Though controversy over the identity of the original architect has long plagued the Biltmore, the architect of record is McArthur, although he had never designed a building of this scale prior to this commission, nor did he ever equal the achievement afterward. While still on the job site, Wright was already rumored to be the hotel’s designer. Wright, at McArthur’s request, wrote a letter in 1930 stating, “Albert McArthur is the architect of that building—all attempts to take the credit for that performance from him are gratuitous and beside the mark. But for him Phoenix would have had nothing like the Biltmore, and it is my hope that he may be enabled to give Phoenix many more beautiful buildings as I believe him entirely capable of doing so.” Some years later, however, Wright wrote McArthur’s widow, saying, “I have always given Albert’s name as architect…and always will. But I know better and so should you.” Although Olgivanna Wright felt her husband had done most of the design for the Biltmore, Warren McArthur III, Albert’s nephew, has emphatically stated in print that Wright made little contribution. After extensive study of Albert Chase McArthur’s letters, papers, and drawings relating to the Biltmore, architectural historian Bernard M. Boyle, concluded that Wright’s influence was only secondary, and likely came from the years McArthur worked for him. Through it all, the Arizona Biltmore has maintained its status as one of America’s great resorts in addition to its role as a catalyst for the development (and redevelopment) of Phoenix northeast of the original townsite.
References
Elmore, James W., FAIA, ed. A Guide to the Architecture of Metro Phoenix. Phoenix: Central Arizona Chapter American Institute of Architects, 1983.
Legler, Dixie, and Scot Zimmerman. Frank Lloyd Wright: The Western Work. San Francisco: Chronicle Books, 1999.

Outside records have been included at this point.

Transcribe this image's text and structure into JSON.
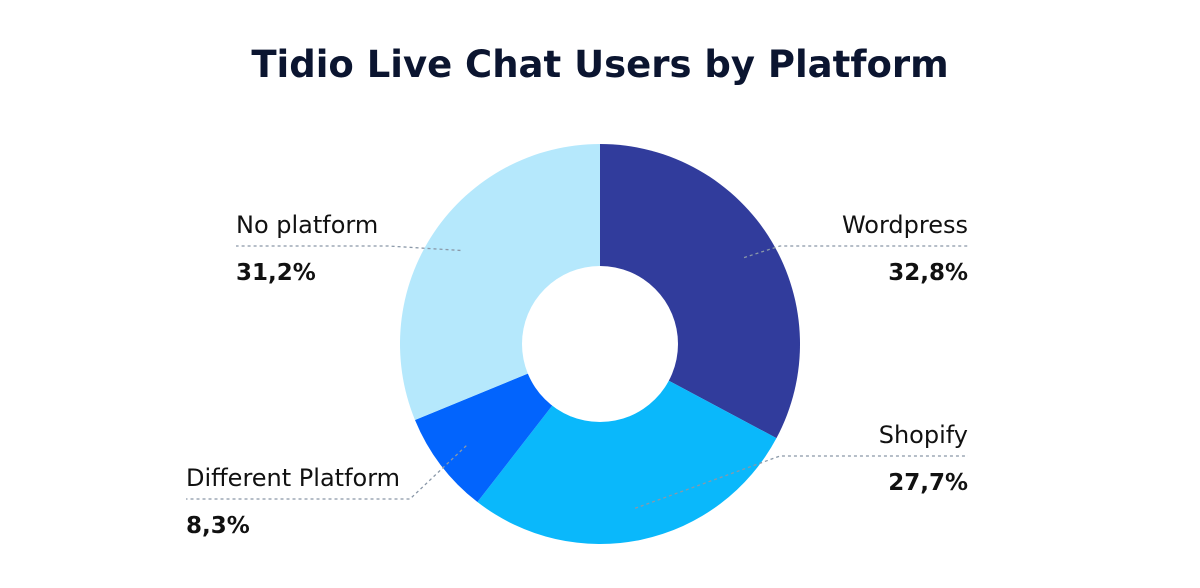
{
  "chart_data": {
    "type": "pie",
    "title": "Tidio Live Chat Users by Platform",
    "categories": [
      "Wordpress",
      "Shopify",
      "Different Platform",
      "No platform"
    ],
    "values": [
      32.8,
      27.7,
      8.3,
      31.2
    ],
    "value_labels": [
      "32,8%",
      "27,7%",
      "8,3%",
      "31,2%"
    ],
    "colors": [
      "#313c9c",
      "#0ab8fb",
      "#0264fd",
      "#b5e8fc"
    ],
    "donut": true,
    "legend": "none"
  }
}
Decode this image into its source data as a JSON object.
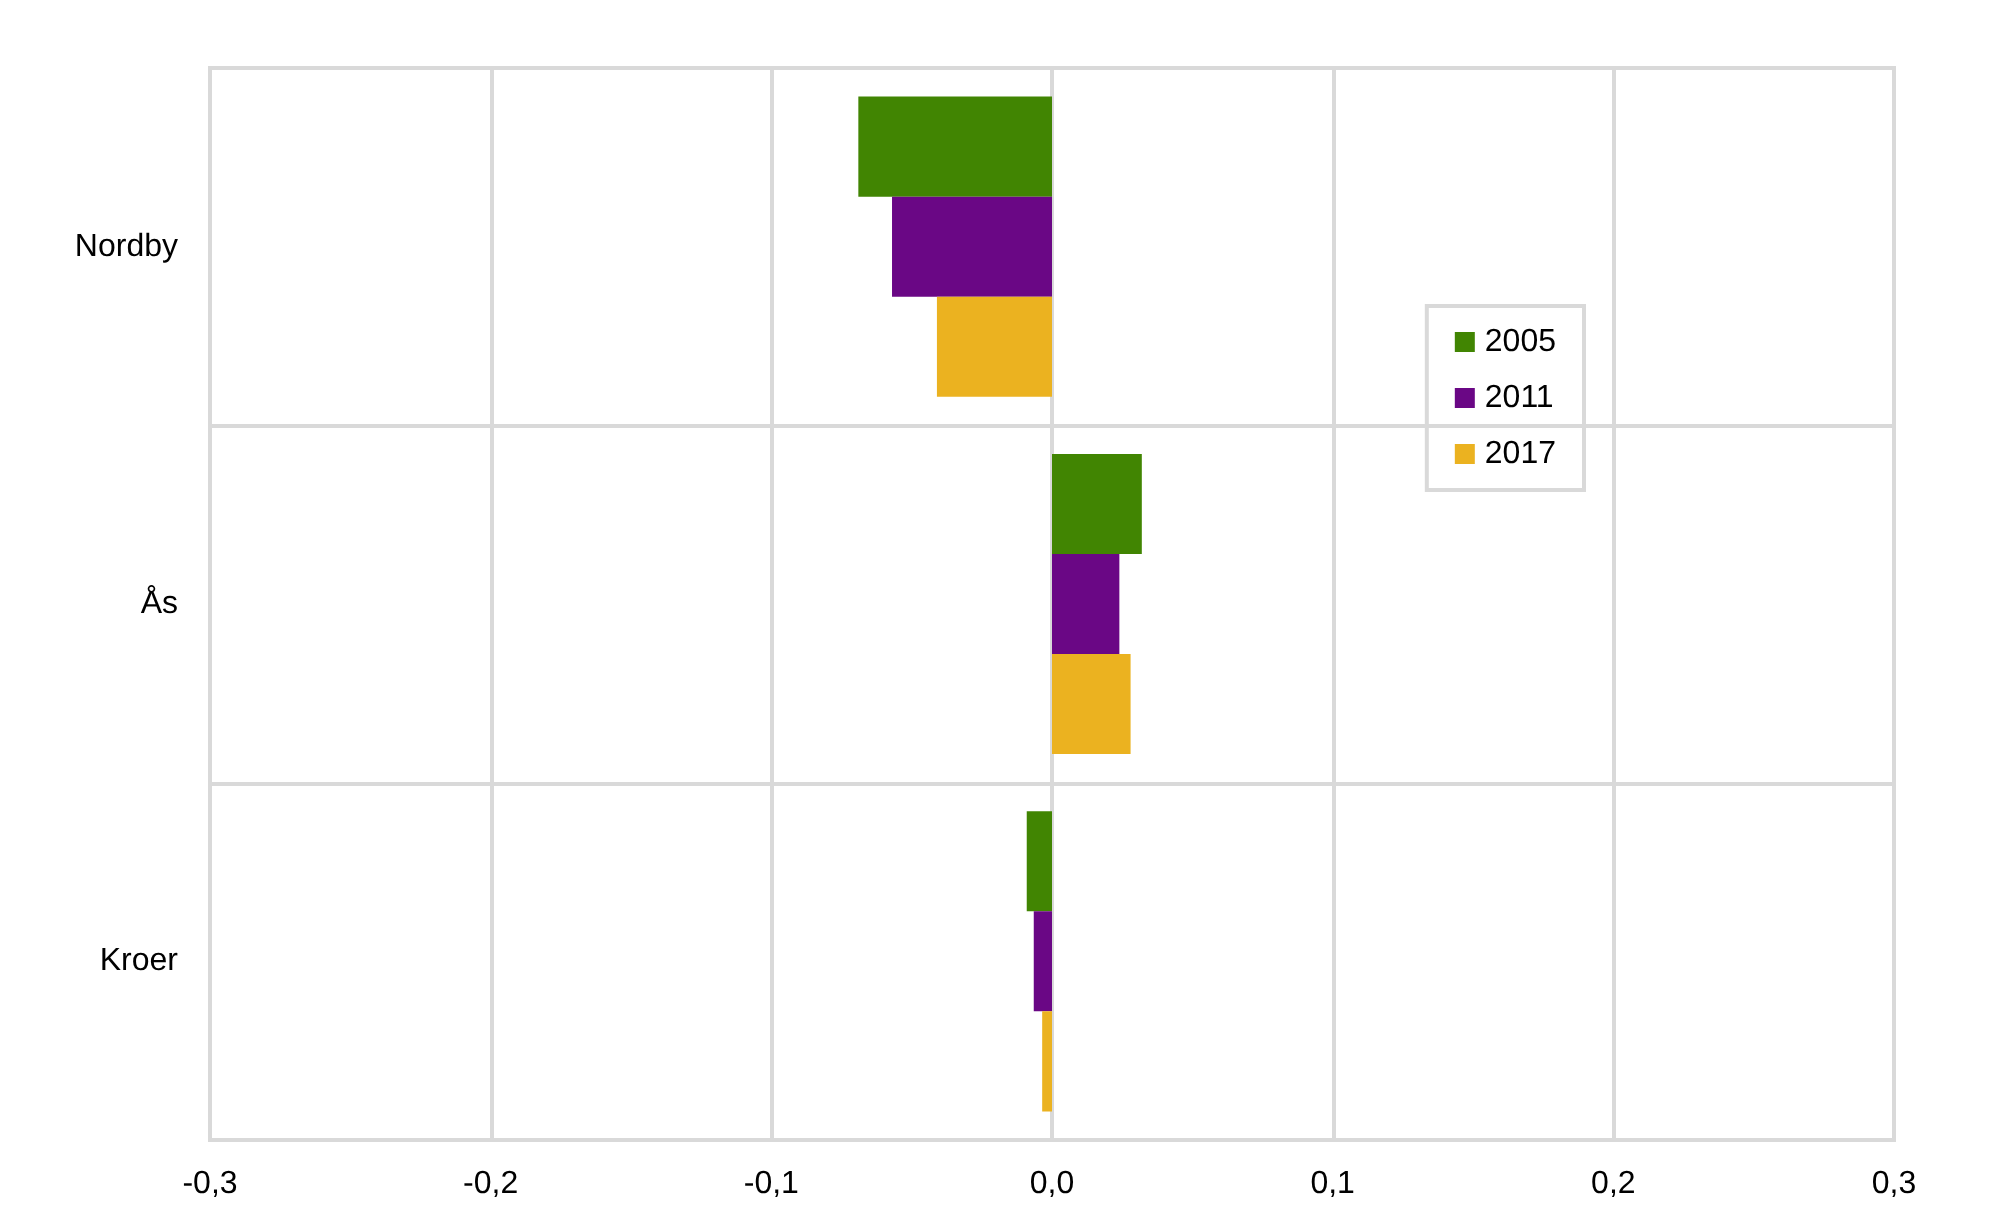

Miles, Candice St. Jacques. Arizona Biltmore: Jewel of the Desert. Phoenix: Arizona Biltmore, 1985.
Nilsen, Richard. “The Arizona Biltmore and the influence of Frank Lloyd Wright.” The Arizona Republic, July 19, 2011.
Patterson, Ann, and Mark Vinson. Landmark Buildings: Arizona’s Architectural Heritage. Phoenix: Arizona Highways, 2004.
Whiffen, Marcus, and Carla Breeze. Pueblo Deco: The Art Deco Architecture of the Southwest. Albuquerque: University of New Mexico Press, 1984.